Les dimanches étaient pour le chien. C'était l'arrangement, conclu des mois plus tôt autour d'une table de réunion dont, en réalité, ni l'un ni l'autre n'avait eu besoin, et ça marchait parce que ça demandait si peu : il sonnait, elle ouvrait, la laisse changeait de main, et c'était toute la transaction.
Cette fois, il sonna au lieu d'envoyer un message depuis le trottoir. Elle le remarqua et ne dit rien. Le chien la dépassa avant même qu'elle ait fini d'ouvrir, filant droit vers lui, comme si les six jours entre les visites étaient une erreur qu'il venait de corriger.

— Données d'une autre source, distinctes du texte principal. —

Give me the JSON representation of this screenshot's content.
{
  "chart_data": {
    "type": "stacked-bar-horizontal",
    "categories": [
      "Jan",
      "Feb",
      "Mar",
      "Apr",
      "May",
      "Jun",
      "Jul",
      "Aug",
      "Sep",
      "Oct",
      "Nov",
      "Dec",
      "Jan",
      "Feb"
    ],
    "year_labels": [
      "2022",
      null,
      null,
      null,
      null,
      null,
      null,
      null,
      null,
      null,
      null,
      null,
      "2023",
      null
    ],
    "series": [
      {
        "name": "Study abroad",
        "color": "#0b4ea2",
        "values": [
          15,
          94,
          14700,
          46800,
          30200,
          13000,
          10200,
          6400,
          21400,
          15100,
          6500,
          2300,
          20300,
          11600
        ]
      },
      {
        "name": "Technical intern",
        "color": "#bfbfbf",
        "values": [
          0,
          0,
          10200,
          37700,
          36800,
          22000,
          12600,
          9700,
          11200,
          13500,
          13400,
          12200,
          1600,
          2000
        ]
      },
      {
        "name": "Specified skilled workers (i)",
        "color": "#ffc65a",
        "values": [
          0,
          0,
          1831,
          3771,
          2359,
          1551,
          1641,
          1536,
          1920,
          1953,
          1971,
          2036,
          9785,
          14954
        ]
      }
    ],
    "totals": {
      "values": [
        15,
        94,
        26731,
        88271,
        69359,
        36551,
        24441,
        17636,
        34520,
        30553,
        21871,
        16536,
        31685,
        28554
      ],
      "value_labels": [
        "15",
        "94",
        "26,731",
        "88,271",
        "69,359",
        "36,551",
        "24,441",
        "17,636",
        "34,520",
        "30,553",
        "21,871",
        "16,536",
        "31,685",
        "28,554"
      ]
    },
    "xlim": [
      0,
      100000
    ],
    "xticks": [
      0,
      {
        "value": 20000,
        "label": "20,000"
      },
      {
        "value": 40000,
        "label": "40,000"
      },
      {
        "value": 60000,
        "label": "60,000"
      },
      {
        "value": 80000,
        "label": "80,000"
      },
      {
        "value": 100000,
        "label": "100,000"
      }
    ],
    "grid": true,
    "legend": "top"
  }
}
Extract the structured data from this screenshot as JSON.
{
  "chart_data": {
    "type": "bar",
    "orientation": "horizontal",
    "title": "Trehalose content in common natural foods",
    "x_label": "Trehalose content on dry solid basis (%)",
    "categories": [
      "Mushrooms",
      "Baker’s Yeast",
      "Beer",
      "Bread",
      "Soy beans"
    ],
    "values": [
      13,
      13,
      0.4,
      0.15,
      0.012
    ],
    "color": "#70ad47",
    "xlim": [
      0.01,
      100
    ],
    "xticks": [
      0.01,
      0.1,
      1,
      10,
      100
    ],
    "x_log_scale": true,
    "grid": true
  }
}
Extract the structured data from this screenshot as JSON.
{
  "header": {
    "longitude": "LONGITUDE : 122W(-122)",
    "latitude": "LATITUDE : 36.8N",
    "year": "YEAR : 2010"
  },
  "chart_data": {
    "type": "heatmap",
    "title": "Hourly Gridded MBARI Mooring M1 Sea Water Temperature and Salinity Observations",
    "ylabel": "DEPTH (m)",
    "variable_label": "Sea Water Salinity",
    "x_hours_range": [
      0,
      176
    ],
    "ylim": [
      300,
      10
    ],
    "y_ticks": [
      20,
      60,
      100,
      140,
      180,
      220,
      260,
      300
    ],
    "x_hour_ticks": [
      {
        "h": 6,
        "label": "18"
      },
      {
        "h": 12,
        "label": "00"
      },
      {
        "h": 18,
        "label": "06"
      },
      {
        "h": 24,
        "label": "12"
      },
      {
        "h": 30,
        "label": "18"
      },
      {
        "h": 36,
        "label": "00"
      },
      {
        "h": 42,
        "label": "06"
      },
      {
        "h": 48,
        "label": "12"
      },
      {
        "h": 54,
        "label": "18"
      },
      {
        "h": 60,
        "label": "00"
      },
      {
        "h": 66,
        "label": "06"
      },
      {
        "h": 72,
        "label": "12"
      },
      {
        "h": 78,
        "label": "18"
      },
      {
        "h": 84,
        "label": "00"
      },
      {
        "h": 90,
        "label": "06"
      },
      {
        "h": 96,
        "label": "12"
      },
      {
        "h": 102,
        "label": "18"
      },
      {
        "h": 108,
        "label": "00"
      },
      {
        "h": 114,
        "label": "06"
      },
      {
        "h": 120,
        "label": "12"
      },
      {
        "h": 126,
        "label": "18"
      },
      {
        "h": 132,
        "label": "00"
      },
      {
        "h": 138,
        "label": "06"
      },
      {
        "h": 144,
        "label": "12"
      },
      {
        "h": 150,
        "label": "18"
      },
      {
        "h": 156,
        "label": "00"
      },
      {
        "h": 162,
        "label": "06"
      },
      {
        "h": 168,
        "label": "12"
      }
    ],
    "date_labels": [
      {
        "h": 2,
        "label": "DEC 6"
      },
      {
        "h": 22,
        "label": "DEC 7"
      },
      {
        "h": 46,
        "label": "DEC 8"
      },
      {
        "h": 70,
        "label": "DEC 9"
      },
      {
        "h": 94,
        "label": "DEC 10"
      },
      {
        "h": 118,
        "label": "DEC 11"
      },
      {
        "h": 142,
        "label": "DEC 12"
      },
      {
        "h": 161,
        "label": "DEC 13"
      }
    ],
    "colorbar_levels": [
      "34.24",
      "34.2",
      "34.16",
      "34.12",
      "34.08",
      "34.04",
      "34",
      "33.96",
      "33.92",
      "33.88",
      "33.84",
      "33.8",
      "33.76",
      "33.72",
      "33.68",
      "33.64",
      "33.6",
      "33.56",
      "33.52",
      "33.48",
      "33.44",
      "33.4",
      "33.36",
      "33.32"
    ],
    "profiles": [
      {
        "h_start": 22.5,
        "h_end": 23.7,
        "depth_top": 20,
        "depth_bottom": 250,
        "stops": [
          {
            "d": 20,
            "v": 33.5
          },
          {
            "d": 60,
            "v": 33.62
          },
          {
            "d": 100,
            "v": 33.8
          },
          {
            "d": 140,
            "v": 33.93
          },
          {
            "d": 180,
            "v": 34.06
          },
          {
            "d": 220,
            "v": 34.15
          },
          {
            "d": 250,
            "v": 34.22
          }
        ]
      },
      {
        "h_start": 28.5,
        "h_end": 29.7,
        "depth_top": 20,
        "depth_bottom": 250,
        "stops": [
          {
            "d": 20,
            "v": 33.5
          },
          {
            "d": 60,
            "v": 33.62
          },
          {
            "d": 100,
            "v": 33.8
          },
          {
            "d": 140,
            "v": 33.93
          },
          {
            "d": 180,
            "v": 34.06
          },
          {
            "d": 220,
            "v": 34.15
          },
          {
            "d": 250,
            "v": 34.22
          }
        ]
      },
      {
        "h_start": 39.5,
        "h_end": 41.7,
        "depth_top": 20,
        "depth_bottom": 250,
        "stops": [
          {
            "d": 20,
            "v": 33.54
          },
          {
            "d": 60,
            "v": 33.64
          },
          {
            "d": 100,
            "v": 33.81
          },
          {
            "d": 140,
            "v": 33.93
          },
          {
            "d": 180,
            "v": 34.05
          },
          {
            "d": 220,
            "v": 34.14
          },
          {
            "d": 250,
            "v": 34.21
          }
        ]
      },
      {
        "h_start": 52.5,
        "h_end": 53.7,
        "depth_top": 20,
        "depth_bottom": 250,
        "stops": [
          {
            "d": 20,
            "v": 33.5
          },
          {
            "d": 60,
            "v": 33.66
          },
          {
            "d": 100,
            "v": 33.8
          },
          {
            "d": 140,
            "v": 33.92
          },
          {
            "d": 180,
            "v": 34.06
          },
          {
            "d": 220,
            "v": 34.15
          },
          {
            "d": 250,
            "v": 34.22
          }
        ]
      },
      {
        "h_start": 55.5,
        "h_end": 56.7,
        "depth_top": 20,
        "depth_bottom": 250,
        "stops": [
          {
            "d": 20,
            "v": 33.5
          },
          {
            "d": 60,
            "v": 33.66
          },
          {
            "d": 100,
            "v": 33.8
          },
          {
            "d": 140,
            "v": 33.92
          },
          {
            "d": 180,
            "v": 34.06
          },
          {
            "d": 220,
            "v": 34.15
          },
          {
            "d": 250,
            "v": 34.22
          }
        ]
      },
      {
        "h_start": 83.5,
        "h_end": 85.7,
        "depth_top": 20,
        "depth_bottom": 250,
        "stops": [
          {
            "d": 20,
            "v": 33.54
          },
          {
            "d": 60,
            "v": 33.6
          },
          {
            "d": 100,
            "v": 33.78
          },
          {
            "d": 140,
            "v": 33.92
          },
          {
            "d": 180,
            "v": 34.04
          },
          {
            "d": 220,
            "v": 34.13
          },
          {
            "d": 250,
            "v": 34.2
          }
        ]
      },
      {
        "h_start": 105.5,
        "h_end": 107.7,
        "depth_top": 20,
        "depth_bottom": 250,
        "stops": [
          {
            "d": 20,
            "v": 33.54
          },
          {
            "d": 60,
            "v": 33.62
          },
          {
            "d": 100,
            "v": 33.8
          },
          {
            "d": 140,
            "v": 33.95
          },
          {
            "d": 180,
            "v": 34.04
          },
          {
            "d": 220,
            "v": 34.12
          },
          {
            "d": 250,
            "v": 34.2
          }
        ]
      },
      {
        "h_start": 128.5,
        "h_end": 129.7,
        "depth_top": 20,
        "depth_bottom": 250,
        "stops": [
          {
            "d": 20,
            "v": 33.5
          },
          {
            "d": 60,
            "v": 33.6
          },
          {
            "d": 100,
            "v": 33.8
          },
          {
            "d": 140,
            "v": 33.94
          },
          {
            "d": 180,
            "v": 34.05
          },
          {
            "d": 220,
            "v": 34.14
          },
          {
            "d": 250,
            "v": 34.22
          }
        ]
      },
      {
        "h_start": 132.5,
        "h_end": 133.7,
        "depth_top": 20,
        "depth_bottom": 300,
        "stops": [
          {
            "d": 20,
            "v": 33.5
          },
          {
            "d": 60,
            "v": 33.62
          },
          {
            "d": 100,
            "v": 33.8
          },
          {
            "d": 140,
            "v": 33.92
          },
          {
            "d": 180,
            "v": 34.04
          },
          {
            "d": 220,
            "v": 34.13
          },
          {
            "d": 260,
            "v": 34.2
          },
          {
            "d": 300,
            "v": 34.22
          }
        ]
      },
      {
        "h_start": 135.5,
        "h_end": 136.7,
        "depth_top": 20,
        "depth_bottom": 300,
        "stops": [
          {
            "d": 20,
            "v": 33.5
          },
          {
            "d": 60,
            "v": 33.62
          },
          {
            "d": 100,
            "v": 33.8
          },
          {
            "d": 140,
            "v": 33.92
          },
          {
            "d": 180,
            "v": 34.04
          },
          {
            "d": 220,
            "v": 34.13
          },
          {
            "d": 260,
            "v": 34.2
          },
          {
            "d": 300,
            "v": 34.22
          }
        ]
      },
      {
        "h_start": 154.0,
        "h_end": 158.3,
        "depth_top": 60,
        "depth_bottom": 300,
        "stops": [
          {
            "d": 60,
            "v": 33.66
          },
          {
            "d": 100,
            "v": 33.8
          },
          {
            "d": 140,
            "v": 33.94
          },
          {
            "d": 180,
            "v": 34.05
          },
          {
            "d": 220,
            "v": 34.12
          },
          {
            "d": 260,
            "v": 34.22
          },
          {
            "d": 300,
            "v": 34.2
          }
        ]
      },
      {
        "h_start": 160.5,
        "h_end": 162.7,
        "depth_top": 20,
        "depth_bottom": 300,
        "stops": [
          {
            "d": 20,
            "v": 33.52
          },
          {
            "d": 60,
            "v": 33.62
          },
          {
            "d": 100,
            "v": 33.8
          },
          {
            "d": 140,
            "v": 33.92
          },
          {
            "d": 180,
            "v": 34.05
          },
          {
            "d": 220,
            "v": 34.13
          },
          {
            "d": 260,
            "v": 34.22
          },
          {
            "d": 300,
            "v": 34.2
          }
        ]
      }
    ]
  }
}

« Tu veux prendre le grand tour ? » dit-il, les yeux sur le chien plutôt que sur elle. « Autour du réservoir. Si tu as le temps. »
Vingt minutes plus tôt, en pliant une serviette qui n'avait pas besoin d'être pliée, elle s'était dit que non.
Elle prit sa veste quand même.
La laisse était faite pour une seule main, et ils l'avaient toujours partagée par habitude, du temps où ce partage voulait dire autre chose. Deux rues plus loin, leurs doigts se retrouvèrent sur la même longueur de nylon sans que ni l'un ni l'autre ne l'ait décidé, le chien tirant vers un écureuil déjà loin.
« Tu recommences », dit-elle.
« Quoi donc. »
« Marcher lentement. Tu ne marches jamais lentement. »
« Je ne suis pas pressé », dit-il, et aucun des deux ne corrigea à quel temps cela se conjuguait.
Près de l'eau, le chien finit par se fatiguer jusqu'au petit trot, leur offrant, le temps d'un demi-pâté de maisons, cette distance qui donnait l'impression d'être seuls en public — son épaule trouva la sienne sans qu'elle l'ait voulu, la main de l'homme ne bougea pas de là où elle était déjà.
Devant sa porte, la laisse repassa de main comme toujours, sauf que cette fois il garda son bout un instant de trop, et elle le laissa faire, et le chien s'assit pour attendre comment ils allaient appeler ça.